Table 2 Clustering capacity

4.3 Generalization ability

We present the generalization ability of LearnedNibble with no approximation in this part by reporting basic statistics of the conductances in test samples. The results are listed in Table 3. First, the final model obtained from LearnedNibble is useful as it gets even better performances when transferred to other nodes, no matter within the cluster or the whole graph. See the last column of Table 3. Then, the mean and the std. columns prove that the model achieves a satisfying performance wvector in our situatioith having strong confidence to find a cluster with relatively small conductance. We talk about some other interesting observations in Section 5.

Table 3 Generalization ability

4.4 Approximation compatibility

The approximation compatibility of LearnedNibble is presented in this section with four different approximation levels. Figure 1 combines all information together. We report 4 results of total 10 results(5 datasets and 2 generalizations for each) for the convenience sake, where the ∗ represents the in-cluster generalization results. The other results are presented in Appendix 1. The x-axis is the approximation level with parameter 𝜖. The y-axis is the conductance value. The thick horizontal line is the training results. The boxplot represents the transferring results. Though the clustering capacity and the generalization ability of the LearnedNibble would be weakened with the approximation level up, it is still rather satisfying for the most time since the conductance values are rather small with variance well-bounded.

Figure 1
figure 1

Capacity and ability with approximation. (a) DBLP* (b) Amazon* (c) CiteSeer (d) Cora

5 Discussions

Though the experiments result in Section 4.3 and Appendix 1 shows positive evidence for sharing the similar clustering method for all nodes on the same graph, some weird but interesting phenomena have got our attention. 1) The in-cluster generalization performance is worse than the in-graph one in PubMed and Cora. 2) The performance gap between the in-cluster and in-graph is large in DBLP and Amazon. 3) We can get better results for some nodes even not been optimized in nearly all situations. These observations get us to consider the basis of the generalization and the information attached to the graph.

Topology consistency

The most critical assumption we should have to transfer one model to other situations is the consistency. As for graph clustering tasks concerning the topology structure optimization metric like conductance, the topology consistency of different parts of graph should be evaluated and checked firstly, which is another interesting question.

Data representativeness

As described in Section 4.1, we only use 5 randomly chosen nodes as our training data, which may not be so representative for the graph.
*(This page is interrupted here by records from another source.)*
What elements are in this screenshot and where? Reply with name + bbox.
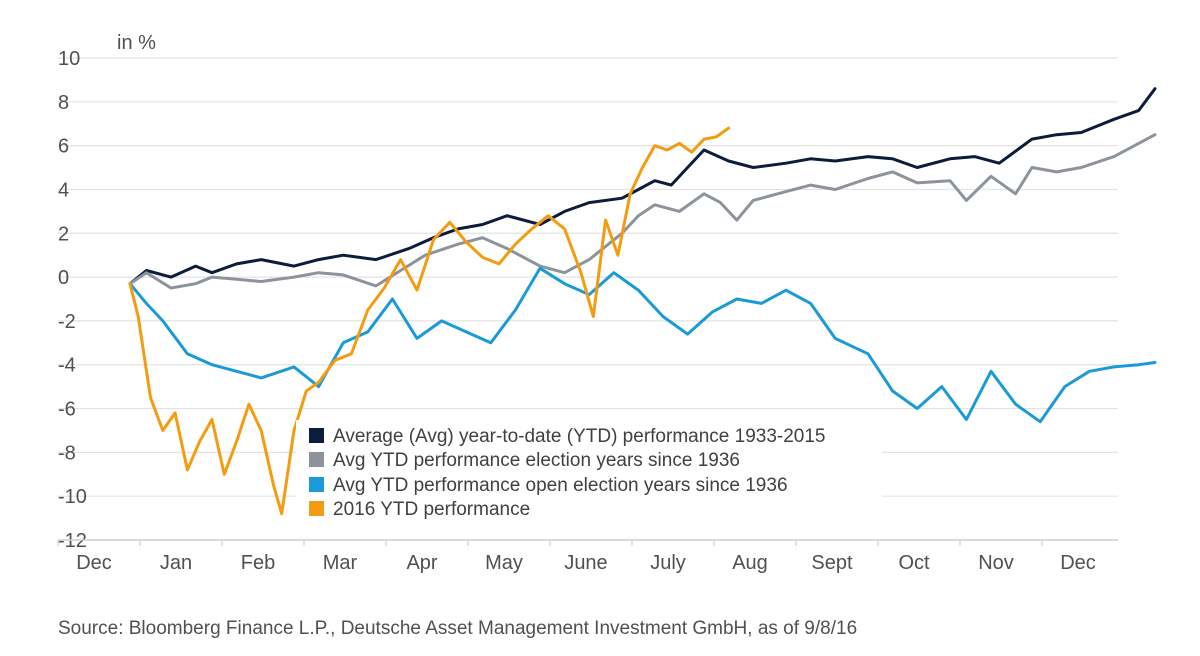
x-axis: Dec Jan Feb Mar Apr May June July Aug Sept Oct Nov D…: [57, 539, 1118, 574]
series-lines: [128, 87, 1157, 516]
y-unit-label: in %: [117, 32, 156, 54]
x-tick-label: Sept: [811, 552, 853, 574]
legend-swatch: [309, 477, 324, 492]
x-tick-label: Jan: [160, 552, 192, 574]
y-tick-label: -2: [58, 311, 76, 333]
legend-item: 2016 YTD performance: [309, 499, 530, 520]
legend-item: Average (Avg) year-to-date (YTD) perform…: [309, 426, 826, 447]
legend-label: 2016 YTD performance: [333, 499, 530, 520]
legend-label: Avg YTD performance open election years …: [333, 475, 788, 496]
x-tick-label: Feb: [241, 552, 275, 574]
y-tick-label: 8: [58, 92, 69, 114]
legend-label: Avg YTD performance election years since…: [333, 450, 740, 471]
x-tick-label: Mar: [323, 552, 358, 574]
line-chart: 10 8 6 4 2 0 -2 -4 -6 -8 -10 -12 in % Dec Jan Feb Mar A…: [57, 32, 1157, 574]
y-tick-label: -4: [58, 355, 76, 377]
legend-swatch: [309, 452, 324, 467]
legend: Average (Avg) year-to-date (YTD) perform…: [296, 420, 882, 526]
x-tick-label: Nov: [978, 552, 1014, 574]
y-axis: 10 8 6 4 2 0 -2 -4 -6 -8 -10 -12: [58, 48, 87, 552]
y-tick-label: -8: [58, 442, 76, 464]
series-line-avg-ytd-performance-open-election-years-since-1936: [128, 266, 1157, 424]
legend-swatch: [309, 428, 324, 443]
legend-background: [296, 420, 882, 526]
x-tick-label: Dec: [76, 552, 112, 574]
x-tick-label: Oct: [898, 552, 930, 574]
x-tick-label: Apr: [406, 552, 437, 574]
y-tick-label: 2: [58, 223, 69, 245]
x-tick-label: June: [564, 552, 607, 574]
series-line-2016-ytd-performance: [128, 126, 731, 516]
x-tick-label: July: [650, 552, 686, 574]
legend-item: Avg YTD performance election years since…: [309, 450, 740, 471]
x-tick-label: Aug: [732, 552, 768, 574]
x-tick-label: May: [485, 552, 523, 574]
y-tick-label: 0: [58, 267, 69, 289]
series-line-avg-ytd-performance-election-years-since-1936: [128, 133, 1157, 290]
series-line-average-avg-year-to-date-ytd-performance-1933-2015: [128, 87, 1157, 286]
y-tick-label: 4: [58, 179, 69, 201]
legend-swatch: [309, 501, 324, 516]
y-tick-label: -12: [58, 530, 87, 552]
legend-item: Avg YTD performance open election years …: [309, 475, 788, 496]
x-tick-label: Dec: [1060, 552, 1096, 574]
legend-label: Average (Avg) year-to-date (YTD) perform…: [333, 426, 826, 447]
y-tick-label: -10: [58, 486, 87, 508]
y-tick-label: 6: [58, 136, 69, 158]
y-tick-label: 10: [58, 48, 80, 70]
y-tick-label: -6: [58, 399, 76, 421]
source-note: Source: Bloomberg Finance L.P., Deutsche…: [58, 618, 858, 639]
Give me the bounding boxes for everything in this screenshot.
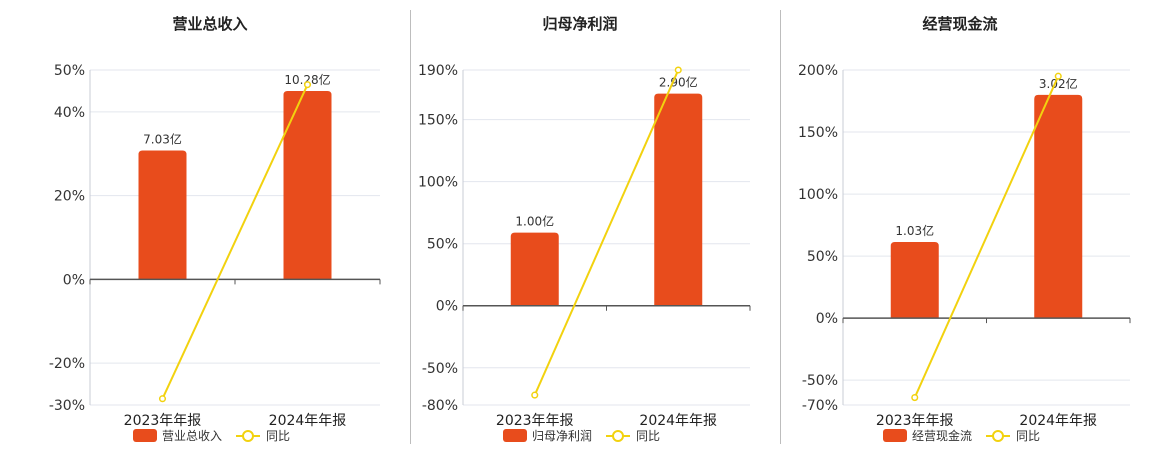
y-tick-label: 100% xyxy=(418,175,458,191)
bar-data-label: 1.03亿 xyxy=(895,223,934,238)
legend-line-marker xyxy=(242,430,254,442)
chart-panel: 归母净利润 190% 150% 100% 50% 0% -50% -80% 1.00亿 2.90亿… xyxy=(418,15,751,443)
y-tick-label: 150% xyxy=(798,125,838,141)
yoy-point xyxy=(911,394,919,402)
yoy-line xyxy=(161,84,309,400)
bar xyxy=(654,93,703,306)
yoy-point xyxy=(158,395,167,403)
panel-divider xyxy=(780,10,781,444)
y-tick-label: -50% xyxy=(802,373,838,389)
bar-data-label: 10.28亿 xyxy=(284,72,330,87)
chart-title: 经营现金流 xyxy=(922,15,997,33)
y-tick-label: 190% xyxy=(418,63,458,79)
y-tick-label: 200% xyxy=(798,63,838,79)
legend-line-marker xyxy=(612,430,624,442)
chart-panel: 营业总收入 50% 40% 20% 0% -20% -30% 7.03亿 10.28亿 2023年… xyxy=(49,15,381,443)
y-tick-label: -50% xyxy=(422,361,458,377)
legend-line-label: 同比 xyxy=(266,429,290,443)
bar xyxy=(890,241,939,319)
y-tick-label: 100% xyxy=(798,187,838,203)
legend-bar-swatch xyxy=(503,429,527,442)
bar xyxy=(283,90,332,280)
bar-data-label: 7.03亿 xyxy=(143,132,182,147)
x-category-label: 2024年年报 xyxy=(639,413,717,429)
y-tick-label: 50% xyxy=(807,249,838,265)
bar xyxy=(138,150,187,280)
y-tick-label: -30% xyxy=(49,398,85,414)
y-tick-label: 50% xyxy=(54,63,85,79)
y-tick-label: -70% xyxy=(802,398,838,414)
y-tick-label: 0% xyxy=(63,272,85,288)
legend-bar-label: 归母净利润 xyxy=(532,429,592,443)
legend-bar-label: 营业总收入 xyxy=(162,429,222,443)
yoy-line xyxy=(533,69,680,396)
yoy-line xyxy=(913,75,1060,398)
y-tick-label: 50% xyxy=(427,237,458,253)
x-category-label: 2023年年报 xyxy=(124,413,202,429)
panel-divider xyxy=(410,10,411,444)
y-tick-label: 0% xyxy=(816,311,838,327)
y-tick-label: 20% xyxy=(54,189,85,205)
y-tick-label: 40% xyxy=(54,105,85,121)
yoy-point xyxy=(674,66,682,74)
x-category-label: 2023年年报 xyxy=(496,413,574,429)
legend-bar-swatch xyxy=(133,429,157,442)
bar xyxy=(510,232,559,306)
y-tick-label: 0% xyxy=(436,299,458,315)
y-tick-label: -80% xyxy=(422,398,458,414)
bar-data-label: 3.02亿 xyxy=(1039,76,1078,91)
y-tick-label: -20% xyxy=(49,356,85,372)
bar-data-label: 2.90亿 xyxy=(659,75,698,90)
bar-data-label: 1.00亿 xyxy=(515,214,554,229)
chart-title: 营业总收入 xyxy=(172,15,247,33)
yoy-point xyxy=(531,391,539,399)
legend-bar-swatch xyxy=(883,429,907,442)
x-category-label: 2023年年报 xyxy=(876,413,954,429)
legend-bar-label: 经营现金流 xyxy=(912,428,972,443)
legend-line-label: 同比 xyxy=(1016,429,1040,443)
x-category-label: 2024年年报 xyxy=(1019,413,1097,429)
chart-panel: 经营现金流 200% 150% 100% 50% 0% -50% -70% 1.03亿 3.02亿… xyxy=(798,15,1131,443)
legend-line-label: 同比 xyxy=(636,429,660,443)
yoy-point xyxy=(303,81,312,89)
yoy-point xyxy=(1054,72,1062,80)
x-category-label: 2024年年报 xyxy=(269,413,347,429)
bar xyxy=(1034,94,1083,319)
chart-title: 归母净利润 xyxy=(542,15,617,33)
legend-line-marker xyxy=(992,430,1004,442)
y-tick-label: 150% xyxy=(418,113,458,129)
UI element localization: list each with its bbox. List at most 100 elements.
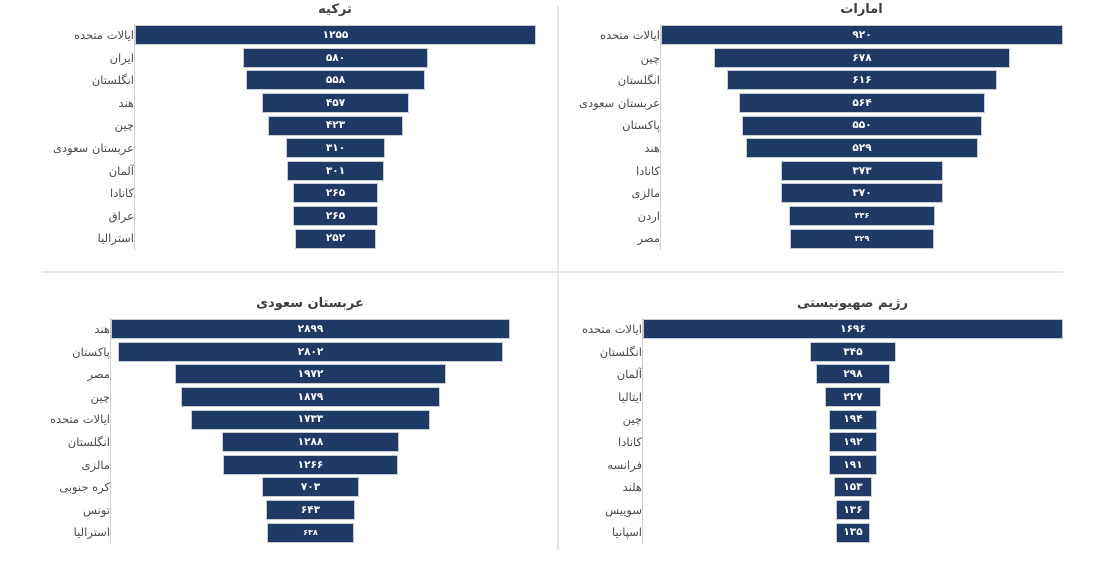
plot-area: ۳۴۵ [642,340,1063,364]
chart-row: چین ۱۸۷۹ [0,385,510,409]
plot-area: ۳۳۶ [660,204,1063,228]
category-label: مالزی [81,457,110,472]
chart-row: استرالیا ۶۳۸ [0,521,510,544]
chart-title: امارات [840,2,883,17]
funnel-bar: ۲۲۷ [824,387,882,408]
category-label: عربستان سعودی [53,140,134,155]
chart-row: استرالیا ۲۵۲ [0,227,536,250]
funnel-chart-turkiye: ترکیه ایالات متحده ۱۲۵۵ ایران ۵۸۰ انگلستان ۵۵… [0,0,558,272]
chart-row: عراق ۲۶۵ [0,204,536,228]
funnel-bar: ۹۲۰ [661,25,1063,46]
funnel-bar: ۳۰۱ [287,160,384,181]
category-label: هند [118,95,134,110]
category-label: مصر [637,231,660,246]
chart-title: رژیم صهیونیستی [796,296,909,311]
funnel-bar: ۶۷۸ [713,47,1011,68]
plot-area: ۱۸۷۹ [110,385,510,409]
plot-area: ۲۹۸ [642,363,1063,386]
category-label: انگلستان [599,344,642,359]
bar-value-label: ۹۲۰ [852,29,872,42]
chart-title: ترکیه [318,2,352,17]
bar-value-label: ۳۳۶ [854,211,870,221]
category-label: ایتالیا [618,389,642,404]
chart-row: مصر ۱۹۷۲ [0,363,510,386]
plot-area: ۱۵۳ [642,476,1063,499]
chart-row: مالزی ۳۷۰ [558,182,1063,205]
bar-value-label: ۲۹۸ [843,368,863,381]
funnel-bar: ۳۴۵ [810,341,896,362]
chart-row: پاکستان ۲۸۰۲ [0,340,510,364]
funnel-bar: ۳۷۳ [780,160,944,181]
funnel-bar: ۵۸۰ [242,47,429,68]
category-label: استرالیا [97,231,134,246]
funnel-chart-saudi-arabia: عربستان سعودی هند ۲۸۹۹ پاکستان ۲۸۰۲ مصر ۱۹۷۲ چ… [0,272,558,574]
plot-area: ۵۵۰ [660,114,1063,137]
chart-row: مصر ۳۲۹ [558,227,1063,250]
plot-area: ۶۱۶ [660,69,1063,92]
chart-row: کانادا ۱۹۲ [558,430,1063,454]
category-label: اردن [637,208,660,223]
funnel-bar: ۱۷۳۳ [191,409,430,430]
bar-value-label: ۱۳۶ [843,503,863,516]
funnel-chart-zionist-regime: رژیم صهیونیستی ایالات متحده ۱۶۹۶ انگلستان ۳… [558,272,1116,574]
funnel-bar: ۴۵۷ [262,93,409,114]
funnel-bar: ۶۱۶ [727,70,997,91]
chart-row: پاکستان ۵۵۰ [558,114,1063,137]
chart-row: کانادا ۳۷۳ [558,159,1063,183]
category-label: کانادا [636,163,660,178]
chart-row: انگلستان ۱۲۸۸ [0,430,510,454]
bar-value-label: ۱۸۷۹ [297,390,324,403]
funnel-bar: ۱۲۶۶ [223,454,398,475]
bar-value-label: ۱۲۸۸ [297,436,324,449]
chart-row: اردن ۳۳۶ [558,204,1063,228]
plot-area: ۲۸۰۲ [110,340,510,364]
funnel-bar: ۳۱۰ [285,138,386,159]
chart-rows: هند ۲۸۹۹ پاکستان ۲۸۰۲ مصر ۱۹۷۲ چین ۱۸۷۹ ایالات م… [0,318,510,544]
chart-row: عربستان سعودی ۳۱۰ [0,136,536,160]
bar-value-label: ۱۵۳ [843,481,863,494]
bar-value-label: ۳۱۰ [325,142,346,155]
plot-area: ۲۵۲ [134,227,536,250]
plot-area: ۱۲۵۵ [134,24,536,47]
category-label: پاکستان [72,344,110,359]
chart-row: فرانسه ۱۹۱ [558,453,1063,477]
bar-value-label: ۳۰۱ [325,164,346,177]
category-label: مصر [87,367,110,382]
bar-value-label: ۵۲۹ [852,142,872,155]
plot-area: ۳۷۰ [660,182,1063,205]
category-label: هلند [622,480,642,495]
funnel-bar: ۲۵۲ [295,228,376,249]
plot-area: ۵۸۰ [134,46,536,70]
funnel-bar: ۳۷۰ [781,183,943,204]
plot-area: ۱۷۳۳ [110,408,510,431]
plot-area: ۱۳۵ [642,521,1063,544]
plot-area: ۳۲۹ [660,227,1063,250]
category-label: کانادا [618,434,642,449]
chart-row: انگلستان ۳۴۵ [558,340,1063,364]
funnel-bar: ۵۲۹ [746,138,978,159]
chart-row: عربستان سعودی ۵۶۴ [558,91,1063,115]
chart-title: عربستان سعودی [256,296,364,311]
funnel-bar: ۱۸۷۹ [181,387,440,408]
chart-row: سوییس ۱۳۶ [558,498,1063,522]
plot-area: ۲۲۷ [642,385,1063,409]
chart-row: ایران ۵۸۰ [0,46,536,70]
category-label: چین [114,118,134,133]
bar-value-label: ۶۴۳ [300,503,321,516]
funnel-bar: ۱۳۶ [836,500,870,521]
plot-area: ۲۸۹۹ [110,318,510,341]
bar-value-label: ۲۸۹۹ [297,323,324,336]
chart-row: اسپانیا ۱۳۵ [558,521,1063,544]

Thus, selecting suitable nodes as training data may be a fundamental problem.

Information-topology compatibility

Recall that we have pointed out the conflict between topology-based metrics and information-based metrics in Section 1 and Appendix 1, the information attached to the graph as labels or other context on nodes or edges may provide somewhat different and independent information compared to the topology. As a result, the generalization in the so-called same cluster could be meaningless and even more challenging. Undoubtedly, taking advantage of both topology and information of graph is one of the most crucial but challenging problems in the graph mining area.

6 Conclusions

In this paper, we take in-depth research on the graph local clustering task and propose a novel learning-based framework LearnedNibble by solving a series of non-trivial challenges. To the best of our knowledge, LearnedNibble is the first one to take responsibility for the cluster quality and take both the effectiveness and efficiency into consideration in an End-to-End paradigm with self-supervised manner. Our experiments demonstrate that the clustering capacity of L-hop transition probability sequence is under-estimated with only using the fixed weighting structures and parameters to assemble, and can be taken better advantage by our LearnedNibble framework. Besides the performance improvements on the cluster quality, our framework shows great generalization ability and approximation compatibility, making itself practical in many situations.